I’ve seen Reptile theory and its variations in action, and I have no doubt about its persuasive power. My big question is whether courts will actually let plaintiffs’ attorneys use this theory. I’ve pulled cases from the past two years looking for recent trends. The record is mixed and somewhat favorable to defendants. Here are some examples of outcomes…
Cases allowing Reptile evidence/arguments: In R.V. v. Walmart, Inc., 2024 U.S. Dist. LEXIS 130057 (C.D. Cal. 2024) the court allowed use of the theory with the precaution that neither side could misstate the applicable law.
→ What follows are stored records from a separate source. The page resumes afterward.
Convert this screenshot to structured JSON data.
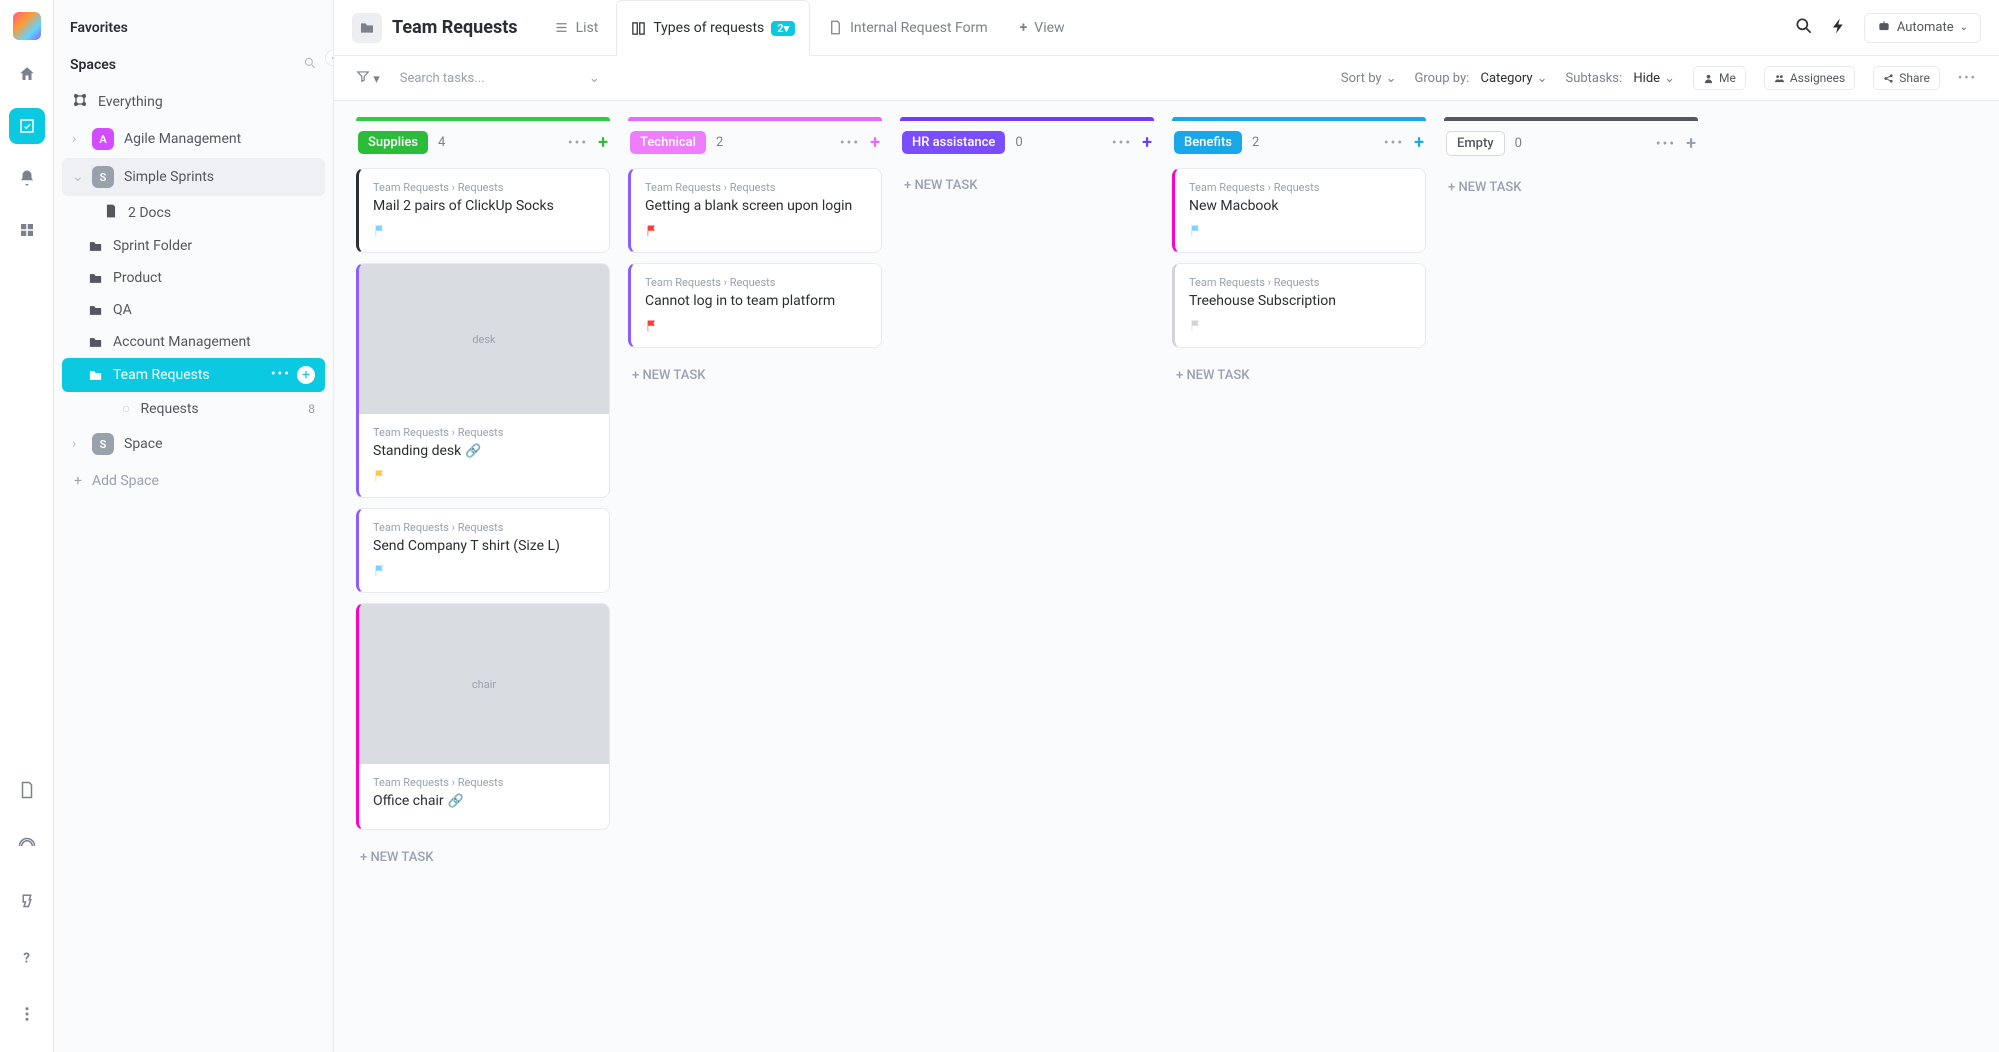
{
  "sidebar": {
    "favorites_label": "Favorites",
    "spaces_label": "Spaces",
    "everything": "Everything",
    "agile": "Agile Management",
    "simple_sprints": "Simple Sprints",
    "docs": "2 Docs",
    "sprint_folder": "Sprint Folder",
    "product": "Product",
    "qa": "QA",
    "account_mgmt": "Account Management",
    "team_requests": "Team Requests",
    "requests": "Requests",
    "requests_count": "8",
    "space": "Space",
    "add_space": "Add Space"
  },
  "header": {
    "title": "Team Requests",
    "tab_list": "List",
    "tab_types": "Types of requests",
    "tab_types_badge": "2▾",
    "tab_form": "Internal Request Form",
    "tab_view": "View",
    "automate": "Automate"
  },
  "toolbar": {
    "search_placeholder": "Search tasks...",
    "sort_by": "Sort by",
    "group_by_label": "Group by:",
    "group_by_value": "Category",
    "subtasks_label": "Subtasks:",
    "subtasks_value": "Hide",
    "me": "Me",
    "assignees": "Assignees",
    "share": "Share"
  },
  "lanes": [
    {
      "id": "supplies",
      "name": "Supplies",
      "count": "4",
      "color": "#2ecc40",
      "pill_bg": "#2bbd3a",
      "plus_color": "#2bbd3a",
      "cards": [
        {
          "title": "Mail 2 pairs of ClickUp Socks",
          "flag": "#7cd3ff",
          "accent": "#292d34"
        },
        {
          "title": "Standing desk",
          "flag": "#f5c945",
          "accent": "#8a5eff",
          "image": "desk",
          "attach": true
        },
        {
          "title": "Send Company T shirt (Size L)",
          "flag": "#7cd3ff",
          "accent": "#8a5eff"
        },
        {
          "title": "Office chair",
          "flag": null,
          "accent": "#ff00c8",
          "image": "chair",
          "attach": true
        }
      ]
    },
    {
      "id": "technical",
      "name": "Technical",
      "count": "2",
      "color": "#e768ff",
      "pill_bg": "#ef7dff",
      "plus_color": "#e768ff",
      "cards": [
        {
          "title": "Getting a blank screen upon login",
          "flag": "#ff3b30",
          "accent": "#8a5eff"
        },
        {
          "title": "Cannot log in to team platform",
          "flag": "#ff3b30",
          "accent": "#8a5eff"
        }
      ]
    },
    {
      "id": "hr",
      "name": "HR assistance",
      "count": "0",
      "color": "#6f3cff",
      "pill_bg": "#7a4dff",
      "plus_color": "#6f3cff",
      "cards": []
    },
    {
      "id": "benefits",
      "name": "Benefits",
      "count": "2",
      "color": "#1aa7e8",
      "pill_bg": "#1aa7e8",
      "plus_color": "#1aa7e8",
      "cards": [
        {
          "title": "New Macbook",
          "flag": "#7cd3ff",
          "accent": "#ff00c8"
        },
        {
          "title": "Treehouse Subscription",
          "flag": "#d0d4da",
          "accent": "#d0d4da"
        }
      ]
    },
    {
      "id": "empty",
      "name": "Empty",
      "count": "0",
      "color": "#54575d",
      "pill_bg": "outline",
      "plus_color": "#99a1ad",
      "cards": []
    }
  ],
  "card_crumb": {
    "root": "Team Requests",
    "sep": "›",
    "leaf": "Requests"
  },
  "new_task": "+ NEW TASK"
}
Cases prohibiting Reptile evidence/arguments: Griffin v. Pet Sense, LLC, 2024 U.S. Dist. LEXIS 67284 (E.D. Ark. 2024), Scardasis v. Wal-Mart Stores E., L.P., 2023 Fla. Cir. LEXIS 4411 (Fla. Circuit Court, Putnam County, 2023), Cranska v. UMIA Insurance, Inc., 2024 U.S. Dist. LEXIS 5565 (D. Mont. 2024) and Sudeith v. E & J Trailer Sales & Services, Inc., 2024 U.S. Dist. LEXIS 52756 (E.D. Ky. 2024). The Sudeith case stands for the proposition that use of the Reptile theory is unduly prejudicial if liability is already established.
Cases declining to rule in limine and deferring to trial: Tijerina v. Alaska Airlines, Inc., 2024 U.S. Dist. LEXIS 12952 (S.D. Cal. 2024), Martin v. Polaris, Inc., 2024 U.S. Dist. LEXIS 134785 (E.D. Tenn. 2024), Moribe v. American Water Heater Co., 2024 U.S. Dist. LEXIS 29801 (D. Hi. 2024), Columbus v. Clean Arbors Environmental Services, Inc., 2023 U.S. Dist. LEXIS 156861 (M.D. Ga. 2023), and Jolly v. As, 2024 U.S. Dist. LEXIS 149302 (M.D. Fla. 2024). The thrust of these decisions is that the court wanted to hear the evidence in context. The willingness of trial judges to allow Reptile evidence and arguments is very much a moving target. Plaintiffs’ attorneys cannot assume that they will be allowed to use the Reptile or its variations. The above is just a sampling of possible outcomes and lawyers on both sides must research whether their trial judge has any track record on this issue. Absent that, trial counsel should consider filing a motion in limine to address the issue as far as possible beforehand to plan around an adverse ruling.